The UK residential property market is ripe with opportunities for investors. Yes, the referendum vote to leave the European Union has generated a degree of economic uncertainty, but residential property has, nonetheless continued to deliver reliable yields and capital growth. And with demand for apartments and houses set to outstrip supply for the foreseeable future, investors can expect a strong performance from their property assets over the medium to long term.
But the UK residential property market is complicated. In some areas – notably London and the South East, property prices have risen to historically high and perhaps unsustainable levels while average rental values have hit a plateau, with further rises limited by stagnant incomes. This has created downward pressure on rental yields. At the same time, those who have bought into property at the top of the market may have to wait some time for significant capital growth.
Beyond the Hotzones
As a result, the real opportunities in the market lie outside the traditional hotspots of London, The South East and the centres of major cities. Instead the best yield opportunities can be found elsewhere in the country, particularly in the North and Midlands of England.

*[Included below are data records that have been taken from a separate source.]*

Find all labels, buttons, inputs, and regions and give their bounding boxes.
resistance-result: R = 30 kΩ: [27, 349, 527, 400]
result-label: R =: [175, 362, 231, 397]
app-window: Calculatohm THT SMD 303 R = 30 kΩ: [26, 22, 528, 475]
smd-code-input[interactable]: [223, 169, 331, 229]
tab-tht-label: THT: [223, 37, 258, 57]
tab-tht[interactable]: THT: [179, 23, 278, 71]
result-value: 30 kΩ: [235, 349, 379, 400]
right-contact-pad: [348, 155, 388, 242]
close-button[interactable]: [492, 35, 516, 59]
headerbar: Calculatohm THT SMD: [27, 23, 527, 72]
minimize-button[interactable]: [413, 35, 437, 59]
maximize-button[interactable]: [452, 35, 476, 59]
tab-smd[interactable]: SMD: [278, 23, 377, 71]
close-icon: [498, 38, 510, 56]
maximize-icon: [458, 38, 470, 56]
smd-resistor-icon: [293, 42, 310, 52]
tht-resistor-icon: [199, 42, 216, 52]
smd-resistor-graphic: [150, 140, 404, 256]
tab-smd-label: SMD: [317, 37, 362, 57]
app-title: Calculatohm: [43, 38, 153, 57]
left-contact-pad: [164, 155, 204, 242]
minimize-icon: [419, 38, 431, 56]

This trend is underpinned by Government policy, which is seeking to boost economic growth in these regions through its Northern Powerhouse and Midlands Engine initiatives.
This requires investors to focus their attention on new, and perhaps unfamiliar, towns and cities across the UK. Places where there is an optimal balance between the cost of buying or developing residential products and the prices that potential occupants are prepared to pay in order to rent or purchase.
The problem is that once an investor begins to look beyond the overheated hotspots to the United Kingdom as a whole, it can be hard to identify the best deals.
Local property markets have their own rules – in terms of the economic background underpinning property and rental values – and equally importantly, their own players in the shape of estate agents, developers and landlords.
This is important, because it is often the case that identifying the most lucrative deal depends on a degree of insider knowledge. For instance, a landlord may be thinking of selling an apartment block. Once the asset goes on the market, pressure from rival bidders will doubtless push up the price and consequently put a ceiling on rental yields. A better deal might be struck if the existing owner is approached privately, ahead of a public sale, but to do that an investor will require local market intelligence. The same principle can be applied to other kinds of deals such as distressed sales, regeneration schemes or even student accommodation projects. Local intelligence allows the investor to get into the game early and also make a proper assessment of the financial aspects of the deal, based on an understanding of the area’s economy.
Arguably the most effective way to secure the best deals is to work with a partner that fully understands the residential property market in a regional, local way. A partner that can also act as an introducer.
The Route – Property provides that kind of partnership and is now offering institutions and family offices an opportunity to invest in the North of England and Midlands – regions where some of the best yields and returns in the country can be achieved.
The Route’s team of residential property professionals focuses on low cost units with a purchase value of £70,000 to £100,000. Typically these are located in a mix of multiple unit properties, ranging from small blocks to large off-plan conversions, containing 100 or more individual dwellings. The Route has access to around 700 units, with another 300 in the build phase and due to come on stream soon.
The focus on apartments has a number of advantages, not least in terms of the tax payable on purchase in the form of Stamp Duty. Because each unit is valued individually at less than £125,000, the duty is charged at the minimum of 3.0%. Buying into blocks also means that owners typically pay less (per unit) on maintenance and with multiple tenancies there is less exposure to financial loss should a tenant leave or default. Put simply, the fact that many other tenants are in situ, means any temporary loss of income represents only a small percentage of the overall revenues.
Local knowledge plays an important role in identifying opportunities. For instance, The Route’s team actively seeks out deals where properties have been repossessed, enables the purchase of high quality units at relatively low cost – again boosting yields and the potential for capital growth. And rather than adopting a generalist approach to investment across the entire North and Midlands, The Route sources deals in areas where there is an optimal relationship between purchase costs, rental values and yields. Often this means eschewing city centres for areas in the suburbs or small towns.
The management arrangements are flexible. Investors can either work with a letting agency recommended by The Route or move administration in-house.
The Midlands and the North of England currently offer some of the best deals available in the UK. By working with The Route – Property, investors can get access to those opportunities.